Notícia

Consumo colaborativo, a nova onda da rede

15 maio 2012

15 maio 2012

Avaliamos alguns sites que incentivam a prática. Apesar de algumas dificuldades, conseguimos concluir as operações.

Diminuir o hiperconsumo e o uso de energias renováveis é importante para a preservação do meio ambiente. E muita gente, atenta a essa necessidade, vem praticando o consumo colaborativo, que nada mais é que trocar ou alugar produtos através da internet. Através dele, temos acesso a uma maior gama de produtos, sem que haja necessidade de aumentar a produção dos mesmos.

Em virtude da demanda cada vez maior por sites que facilitam a busca por produtos e por pessoas, testamos alguns endereços que promovem o consumo colaborativo. Os domínios escolhidos foram: Caronetas, Descolaaí (troca e aluguel), Dois camelos (aplicativo para Facebook), Buscalá e Zazcar. Verificamos se realmente existe a possibilidade de troca e como funciona o mercado de redistribuição. Também avaliamos se os envios são feitos de maneira correta, o tempo que o usuário gasta e, ainda, a real economia.

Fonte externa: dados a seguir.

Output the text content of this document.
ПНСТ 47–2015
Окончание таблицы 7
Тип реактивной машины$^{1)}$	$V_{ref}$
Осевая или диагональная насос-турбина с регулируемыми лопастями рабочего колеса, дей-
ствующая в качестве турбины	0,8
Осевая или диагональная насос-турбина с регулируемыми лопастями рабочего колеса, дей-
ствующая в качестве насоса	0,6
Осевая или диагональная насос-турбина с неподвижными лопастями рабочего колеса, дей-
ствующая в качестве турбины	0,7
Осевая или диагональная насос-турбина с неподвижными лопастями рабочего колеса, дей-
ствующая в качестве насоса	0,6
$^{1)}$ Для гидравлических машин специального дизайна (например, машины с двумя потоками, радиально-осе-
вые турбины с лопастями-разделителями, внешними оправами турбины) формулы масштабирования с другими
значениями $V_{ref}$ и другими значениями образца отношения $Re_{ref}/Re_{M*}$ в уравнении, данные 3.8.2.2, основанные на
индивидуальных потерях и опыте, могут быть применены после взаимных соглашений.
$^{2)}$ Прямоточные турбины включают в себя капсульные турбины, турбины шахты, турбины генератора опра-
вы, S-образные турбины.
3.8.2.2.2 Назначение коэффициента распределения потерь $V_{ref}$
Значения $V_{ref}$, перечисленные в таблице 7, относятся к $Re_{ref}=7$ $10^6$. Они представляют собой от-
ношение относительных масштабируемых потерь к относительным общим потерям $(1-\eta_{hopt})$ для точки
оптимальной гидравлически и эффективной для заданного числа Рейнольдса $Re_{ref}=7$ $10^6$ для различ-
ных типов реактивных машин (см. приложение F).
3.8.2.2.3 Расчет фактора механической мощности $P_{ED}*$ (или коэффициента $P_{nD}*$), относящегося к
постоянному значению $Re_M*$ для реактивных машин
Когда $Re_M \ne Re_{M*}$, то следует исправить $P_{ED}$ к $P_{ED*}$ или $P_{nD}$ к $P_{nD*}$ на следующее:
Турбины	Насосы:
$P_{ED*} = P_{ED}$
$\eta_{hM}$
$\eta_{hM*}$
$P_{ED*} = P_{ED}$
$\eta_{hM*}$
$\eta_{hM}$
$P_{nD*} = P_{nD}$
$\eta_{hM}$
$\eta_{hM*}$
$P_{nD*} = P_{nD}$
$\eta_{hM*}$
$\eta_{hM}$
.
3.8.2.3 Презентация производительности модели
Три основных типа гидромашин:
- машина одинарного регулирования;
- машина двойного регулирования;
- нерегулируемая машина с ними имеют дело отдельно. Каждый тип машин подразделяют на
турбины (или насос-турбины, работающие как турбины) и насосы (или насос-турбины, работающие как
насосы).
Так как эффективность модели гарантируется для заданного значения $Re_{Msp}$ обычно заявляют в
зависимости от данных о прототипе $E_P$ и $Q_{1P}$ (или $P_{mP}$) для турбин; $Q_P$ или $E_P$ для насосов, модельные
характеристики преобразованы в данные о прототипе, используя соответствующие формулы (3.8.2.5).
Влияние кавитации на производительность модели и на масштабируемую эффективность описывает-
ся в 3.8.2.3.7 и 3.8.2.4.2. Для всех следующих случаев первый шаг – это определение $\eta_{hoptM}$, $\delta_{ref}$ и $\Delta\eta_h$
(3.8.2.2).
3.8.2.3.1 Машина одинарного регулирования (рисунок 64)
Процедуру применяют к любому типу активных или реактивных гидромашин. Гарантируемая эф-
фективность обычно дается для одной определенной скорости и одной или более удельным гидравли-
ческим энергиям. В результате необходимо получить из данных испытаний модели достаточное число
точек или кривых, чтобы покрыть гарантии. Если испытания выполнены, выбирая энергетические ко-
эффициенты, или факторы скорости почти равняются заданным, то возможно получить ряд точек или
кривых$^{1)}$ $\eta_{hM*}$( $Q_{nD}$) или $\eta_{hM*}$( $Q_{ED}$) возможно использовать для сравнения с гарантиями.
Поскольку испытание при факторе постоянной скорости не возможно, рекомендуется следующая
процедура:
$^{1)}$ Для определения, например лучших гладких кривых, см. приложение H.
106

Segurança em primeiro lugar

É importante destacar que os sites não se responsabilizam pelas trocas, pelo estado dos produtos, pela veracidade das informações do cadastro pessoal do usuário, nem pelas ações dos usuários. Mesmo sem conhecer as pessoas com quem trocamos os objetos, não tivemos problemas. Consideramos fácil trocar, já que os produtos podem ser enviados, mas em relação ao aluguel tivemos dificuldades, pois cada região precisa ter uma grande quantidade de produtos cadastrados para atender a demanda.

Todos os sites avaliados dão importância à segurança do usuário, já que estabelecem termos e condições para o uso dos serviços. Também possuem uma lista extensa de produtos proibidos, como armas de fogo, narcóticos, medicamentos, produtos de contrabando, serviços e/ou produtos relacionados a prostituição ou similares, material pornográfico, cigarros, produtos que promovam a violência e a discriminação, locação de CDs que contenham música em formato MP3 (quando a mesma não foi autorizada pelo artista ou gravadora ou infrinja alguma legislação) e pirataria de informática.